Mas desta candidatura tiram-se outras elações como o facto de demonstrar a vitalidade do PS e a sua capacidade de mobilizar a sociedade civil, sobretudo num momento em que se questionava essa capacidade de recrutar para o seu projecto político cidadãos com a dimensão e a credibilidade moral e ética de Vital Moreira. E este não é um ponto de somenos importância, pelo contrário, traz à imagem de Sócrates e do PS um voto de confiança de uma sociedade civil que se revê nas políticas e na acção dos socialistas. Este recrutamento, e agora se percebe que mais existirão nos próximos tempos, reflecte a abrangência do PS e a cumplicidade que gera na sociedade através do seu projecto.

Seria um sinal de fragilidade – o que é um traço comum aos partidos no governo – que a sua capacidade de desafiar figuras de mérito fosse negada pelos próprios: a isto se chama a descredibilização dos projectos políticos. Mas não é este o caso, pelo contrário.

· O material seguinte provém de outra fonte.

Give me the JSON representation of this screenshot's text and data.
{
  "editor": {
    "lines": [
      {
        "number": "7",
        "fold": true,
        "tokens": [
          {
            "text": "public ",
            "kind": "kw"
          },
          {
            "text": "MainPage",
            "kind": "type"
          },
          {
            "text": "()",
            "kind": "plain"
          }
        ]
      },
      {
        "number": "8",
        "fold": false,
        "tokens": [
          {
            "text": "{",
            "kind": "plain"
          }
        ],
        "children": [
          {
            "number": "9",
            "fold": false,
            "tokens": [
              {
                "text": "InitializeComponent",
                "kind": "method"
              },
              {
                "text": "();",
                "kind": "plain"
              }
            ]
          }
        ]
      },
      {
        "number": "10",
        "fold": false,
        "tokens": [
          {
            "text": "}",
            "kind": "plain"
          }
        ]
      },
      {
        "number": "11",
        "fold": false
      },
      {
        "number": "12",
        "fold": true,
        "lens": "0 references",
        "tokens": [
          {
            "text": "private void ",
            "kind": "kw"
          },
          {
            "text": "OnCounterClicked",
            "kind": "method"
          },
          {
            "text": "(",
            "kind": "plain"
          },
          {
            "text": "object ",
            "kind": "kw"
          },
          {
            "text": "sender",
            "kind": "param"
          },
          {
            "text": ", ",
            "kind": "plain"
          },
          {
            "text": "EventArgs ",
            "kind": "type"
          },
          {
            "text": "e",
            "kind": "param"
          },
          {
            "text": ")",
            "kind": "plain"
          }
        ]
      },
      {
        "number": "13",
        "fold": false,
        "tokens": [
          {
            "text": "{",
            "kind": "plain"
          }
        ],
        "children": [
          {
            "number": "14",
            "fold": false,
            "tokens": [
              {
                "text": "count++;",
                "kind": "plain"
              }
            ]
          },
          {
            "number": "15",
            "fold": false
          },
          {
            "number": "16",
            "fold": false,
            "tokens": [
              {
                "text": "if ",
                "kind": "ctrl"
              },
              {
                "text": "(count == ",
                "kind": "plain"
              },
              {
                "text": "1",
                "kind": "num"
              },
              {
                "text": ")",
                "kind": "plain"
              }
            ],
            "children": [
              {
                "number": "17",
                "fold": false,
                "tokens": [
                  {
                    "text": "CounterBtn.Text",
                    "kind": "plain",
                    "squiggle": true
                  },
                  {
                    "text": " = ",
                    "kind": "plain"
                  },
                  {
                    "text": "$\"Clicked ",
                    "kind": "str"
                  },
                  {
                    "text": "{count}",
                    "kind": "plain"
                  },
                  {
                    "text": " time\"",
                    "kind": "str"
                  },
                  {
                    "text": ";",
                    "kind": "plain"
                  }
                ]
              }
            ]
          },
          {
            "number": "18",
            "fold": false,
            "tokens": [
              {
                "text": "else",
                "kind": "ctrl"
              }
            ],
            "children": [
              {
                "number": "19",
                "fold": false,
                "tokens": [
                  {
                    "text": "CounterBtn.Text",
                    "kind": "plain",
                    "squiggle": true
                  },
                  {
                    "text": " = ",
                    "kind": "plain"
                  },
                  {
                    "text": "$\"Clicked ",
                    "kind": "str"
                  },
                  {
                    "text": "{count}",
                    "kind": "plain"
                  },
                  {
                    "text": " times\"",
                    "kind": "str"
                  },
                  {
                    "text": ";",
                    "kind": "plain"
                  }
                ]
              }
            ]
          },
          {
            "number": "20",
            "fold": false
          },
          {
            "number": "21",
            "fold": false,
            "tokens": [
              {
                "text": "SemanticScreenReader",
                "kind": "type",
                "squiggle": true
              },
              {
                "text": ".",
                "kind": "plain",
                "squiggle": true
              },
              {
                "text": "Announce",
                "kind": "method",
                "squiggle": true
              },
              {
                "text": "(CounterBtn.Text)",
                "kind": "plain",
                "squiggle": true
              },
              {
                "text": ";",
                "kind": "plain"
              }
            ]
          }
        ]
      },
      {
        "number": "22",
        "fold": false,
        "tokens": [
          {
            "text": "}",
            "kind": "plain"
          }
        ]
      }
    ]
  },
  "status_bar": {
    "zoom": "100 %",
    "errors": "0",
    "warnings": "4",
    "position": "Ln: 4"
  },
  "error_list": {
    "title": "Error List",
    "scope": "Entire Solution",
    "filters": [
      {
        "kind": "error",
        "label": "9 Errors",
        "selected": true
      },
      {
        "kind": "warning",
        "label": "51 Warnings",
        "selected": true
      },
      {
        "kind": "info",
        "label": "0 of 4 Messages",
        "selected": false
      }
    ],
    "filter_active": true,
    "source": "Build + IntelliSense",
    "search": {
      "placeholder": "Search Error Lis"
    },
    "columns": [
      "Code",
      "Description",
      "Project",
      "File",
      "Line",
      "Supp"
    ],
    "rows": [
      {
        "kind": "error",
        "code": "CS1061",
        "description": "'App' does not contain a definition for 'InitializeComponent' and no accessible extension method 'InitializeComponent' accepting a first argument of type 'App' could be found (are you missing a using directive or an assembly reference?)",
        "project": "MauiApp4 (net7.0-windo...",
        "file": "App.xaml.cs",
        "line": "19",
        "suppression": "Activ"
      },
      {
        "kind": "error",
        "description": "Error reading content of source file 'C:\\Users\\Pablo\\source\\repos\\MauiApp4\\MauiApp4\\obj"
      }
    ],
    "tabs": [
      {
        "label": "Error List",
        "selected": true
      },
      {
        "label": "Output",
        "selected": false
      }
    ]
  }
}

Outro dado relevante desta candidatura é o facto de a mesma reflectir sobre a importância do acto eleitoral em questão e sobre a fundamental participação de Portugal no Parlamento Europeu. E fazê-lo com um critério de abrangência, com uma figura da dimensão de Vital Moreira, deixando de lado as conveniências partidárias e os compromissos internos, é uma marca que Sócrates deixa quanto à importância que atribui ao exercício da vida política. E convenhamos, nos tempos presentes é algo elogiável.

Do ponto de vista eleitoral é evidente que se trata de uma grande escolha, pela abrangência, principalmente em toda a esquerda, pelo nível de debate que impõe e sobretudo pelo rombo que provoca no interior do PSD, cujo putativo candidato será sempre refém desta candidatura. Mas o importante é que o debate se faça e que se faça com o sentido de credibilidade política que Sócrates e Moreira anunciaram.